Do you think Obama has a big cock?

edutcher said...

Don't know if this has been raised, but have we determined there was no Congressional collusion in this?

edutcher said...

Don't know if this has been raised, but have we determined there was no Congressional collusion in this?

tim in vermont said...

Titus is right, we are just racists to be concerned about this kind of surveillance.

At least I think that is the point of his comment.

Titus said...

No Tim that was not my intent.

I don't think there should be any spying of American citizens by the government. And I am not a fan of Obama's.

I was just wondering about his cock size. I would do him.

Love Vermont btw.

C Stanley said...

Has there ever been a more perfect flip flop? It's breathtakingly bold and should really be displayed on a split screen.

Candidate Obama, 2008:
"This administration also puts forward a false choice between the liberties we cherish and the security we provide"


President Obama 2013:
"You can't have 100% security and then also have 100% liberty and zero inconvenience."

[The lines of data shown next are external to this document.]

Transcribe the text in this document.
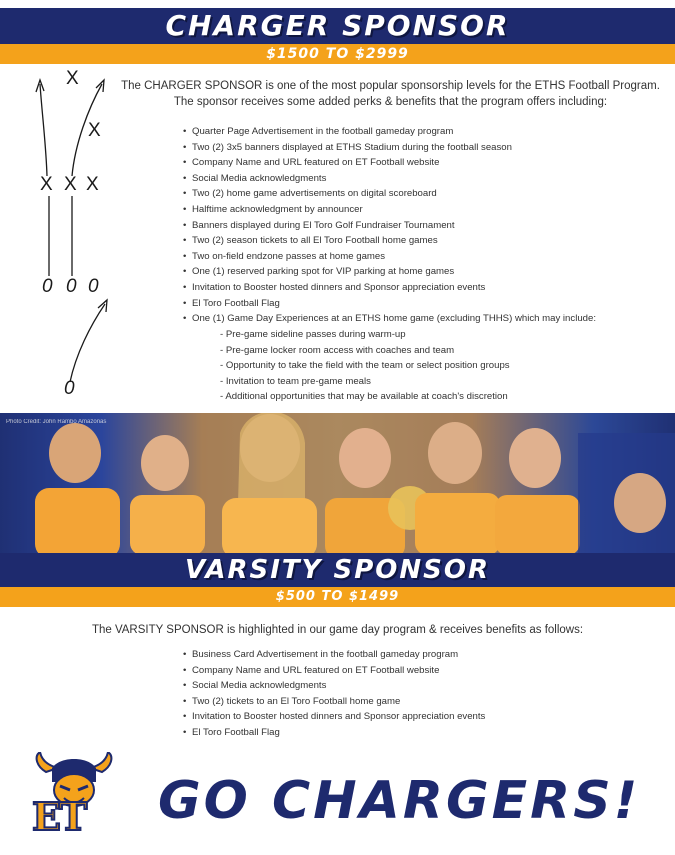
CHARGER SPONSOR
$1500 TO $2999
X
X
X X X
0 0 0
0
The CHARGER SPONSOR is one of the most popular sponsorship levels for the ETHS Football Program.
The sponsor receives some added perks & benefits that the program offers including:
• Quarter Page Advertisement in the football gameday program
• Two (2) 3x5 banners displayed at ETHS Stadium during the football season
• Company Name and URL featured on ET Football website
• Social Media acknowledgments
• Two (2) home game advertisements on digital scoreboard
• Halftime acknowledgment by announcer
• Banners displayed during El Toro Golf Fundraiser Tournament
• Two (2) season tickets to all El Toro Football home games
• Two on-field endzone passes at home games
• One (1) reserved parking spot for VIP parking at home games
• Invitation to Booster hosted dinners and Sponsor appreciation events
• El Toro Football Flag
• One (1) Game Day Experiences at an ETHS home game (excluding THHS) which may include:
- Pre-game sideline passes during warm-up
- Pre-game locker room access with coaches and team
- Opportunity to take the field with the team or select position groups
- Invitation to team pre-game meals
- Additional opportunities that may be available at coach's discretion
Photo Credit: John Rambo Amazonas
VARSITY SPONSOR
$500 TO $1499
The VARSITY SPONSOR is highlighted in our game day program & receives benefits as follows:
• Business Card Advertisement in the football gameday program
• Company Name and URL featured on ET Football website
• Social Media acknowledgments
• Two (2) tickets to an El Toro Football home game
• Invitation to Booster hosted dinners and Sponsor appreciation events
• El Toro Football Flag
ET GO CHARGERS!
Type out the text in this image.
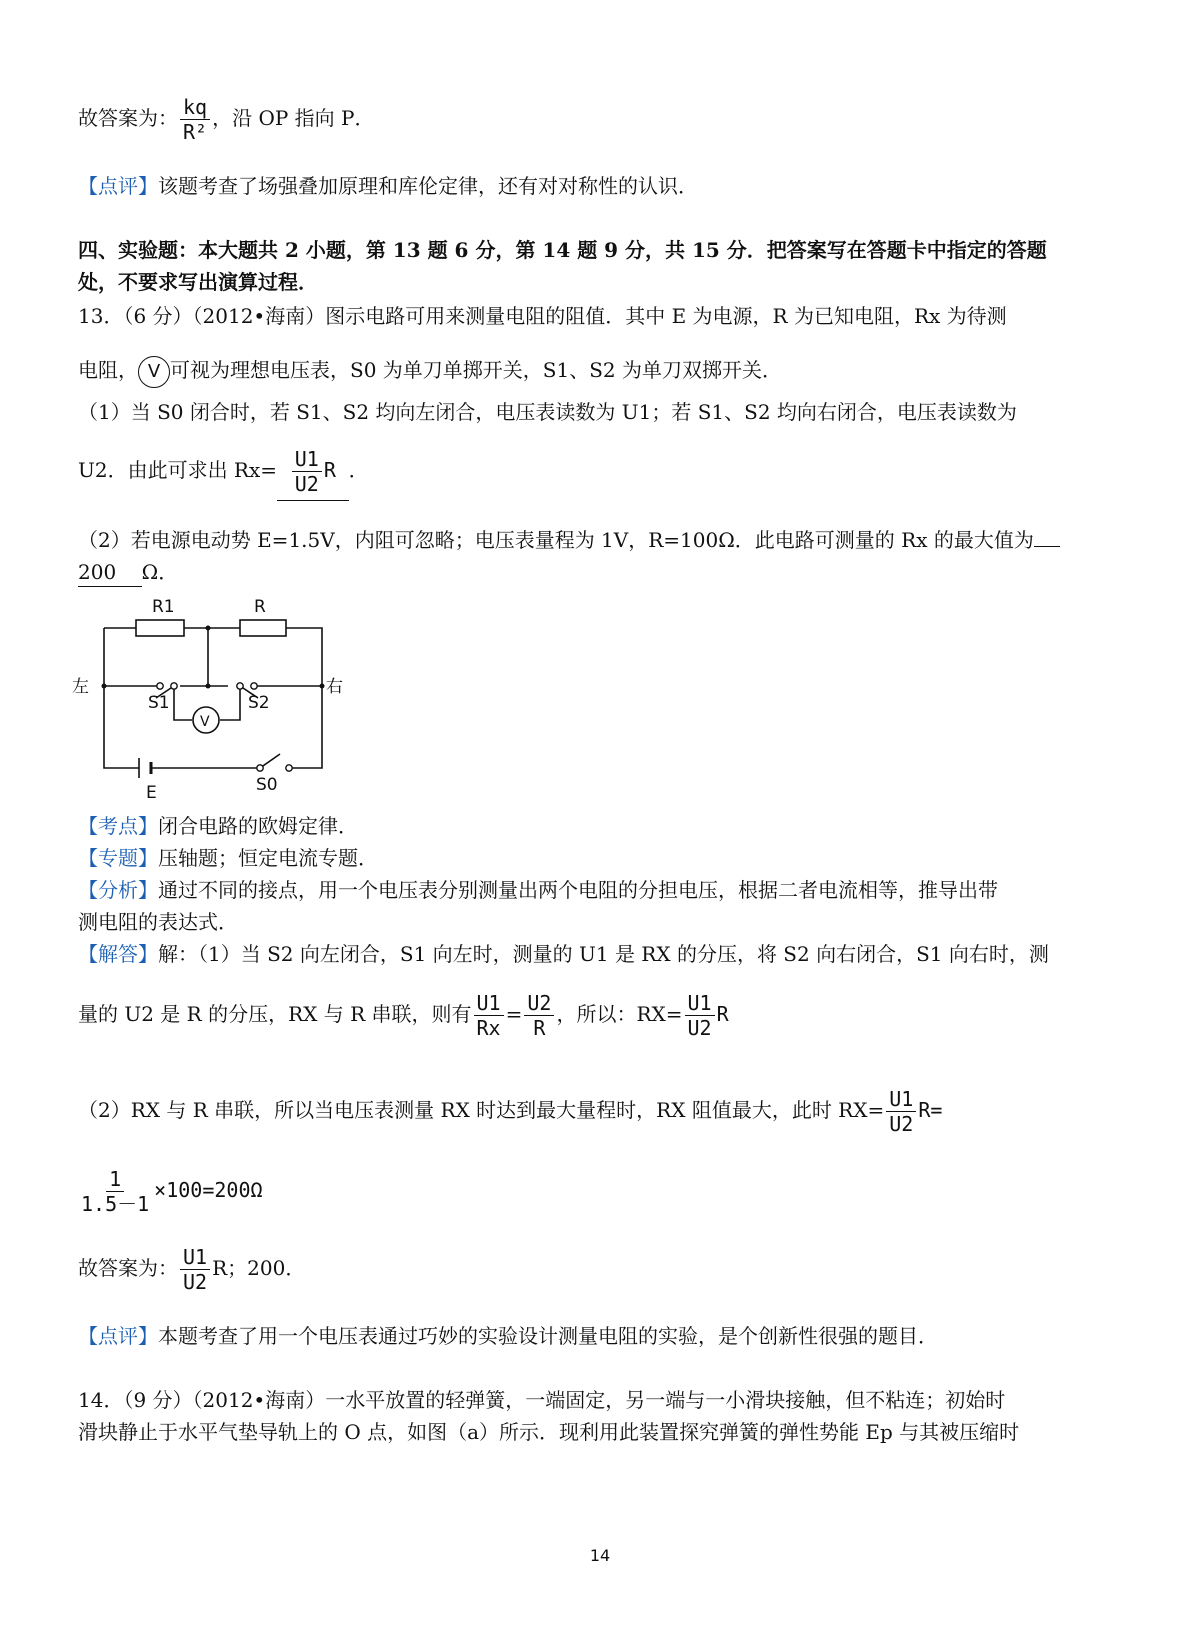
故答案为： $\frac{kq}{\text{R²}}$ ，沿 OP 指向 P．
【点评】该题考查了场强叠加原理和库伦定律，还有对对称性的认识．
四、实验题：本大题共 2 小题，第 13 题 6 分，第 14 题 9 分，共 15 分．把答案写在答题卡中指定的答题
处，不要求写出演算过程．
13．（6 分）（2012•海南）图示电路可用来测量电阻的阻值．其中 E 为电源，R 为已知电阻，Rx 为待测
电阻， V 可视为理想电压表，S0 为单刀单掷开关，S1、S2 为单刀双掷开关．
（1）当 S0 闭合时，若 S1、S2 均向左闭合，电压表读数为 U1；若 S1、S2 均向右闭合，电压表读数为
U2．由此可求出 $Rx= \frac{U1}{U2}$ R ．
（2）若电源电动势 E=1.5V，内阻可忽略；电压表量程为 1V，R=100Ω．此电路可测量的 Rx 的最大值为
200 Ω．
R1	R
左	右
S1	S2
V
E	S0
【考点】闭合电路的欧姆定律．
【专题】压轴题；恒定电流专题．
【分析】通过不同的接点，用一个电压表分别测量出两个电阻的分担电压，根据二者电流相等，推导出带
测电阻的表达式．
【解答】解：（1）当 S2 向左闭合，S1 向左时，测量的 U1 是 RX 的分压，将 S2 向右闭合，S1 向右时，测
量的 U2 是 R 的分压，RX 与 R 串联，则有 $\frac{U1}{Rx} = \frac{U2}{R}$ ，所以：$RX= \frac{U1}{U2}$ R
（2）RX 与 R 串联，所以当电压表测量 RX 时达到最大量程时，RX 阻值最大，此时 $RX= \frac{U1}{U2} R=$
$\frac{1}{1.5-1} \times 100=200\Omega$
故答案为： $\frac{U1}{U2}$ R；200．
【点评】本题考查了用一个电压表通过巧妙的实验设计测量电阻的实验，是个创新性很强的题目．
14．（9 分）（2012•海南）一水平放置的轻弹簧，一端固定，另一端与一小滑块接触，但不粘连；初始时
滑块静止于水平气垫导轨上的 O 点，如图（a）所示．现利用此装置探究弹簧的弹性势能 Ep 与其被压缩时
14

False dichotomies for me but not for thee!

Titus said...

I have never thrown out any racism charges either.

Personally, and I admit it, I don't care for the blacks that much.

tim in vermont said...

Serves me right.

Roger Zimmerman said...

I am a natural language processing engineer/scientist and do lots of data-mining. I also mostly detest this administration's policies, both domestic and foreign, though I didn't find much to approve of in the previous administration, either.

I will deal mostly with the technical aspects here, with some thoughts on the legal/moral aspects thrown in:

The stated goal of the program is to be able to spot unusual calling patterns between the US and "certain" other countries, and then to follow up these findings with more traditional surveillance techniques in order to determine if the caller(s) are actually up to no good. Presumably the NSA/FBI would need to present the data-mining findings to a judge (perhaps a FISA judge) in order to then obtain a warrant to effect the more traditional techniques. My understanding is that, if the data-mining was done on only international calls, this approach would be legal under current law. For the sake of argument, let's stipulate to that.

Now, the NSA argument is that the collection of the domestic-only records is used only to create the "baseline" model of normal calling patterns. Presumably, the model also will account for normal international calling patterns - that data would also be used in creating the baseline model. Then, the "run-time" mode is to only run the international calling data against the model and the algorithm would have thresholds which would determine that some call-clusters were unusual - i.e. were not typical of the baseline model. (This is oversimplified, but that's the basic idea).

This is entirely plausible, from a technical perspective. Smart people could come up with ways to use the domestic-only data to significantly improve the baseline model, and this would benefit the detection algorithm. The result would be fewer false positives, and also fewer false negatives. I would agree that this is a laudable technical objective.

The legal/moral objection comes mostly (I think) with the realization that, once the domestic records have been collected, and are sitting in a database, they could be used for nefarious purposes.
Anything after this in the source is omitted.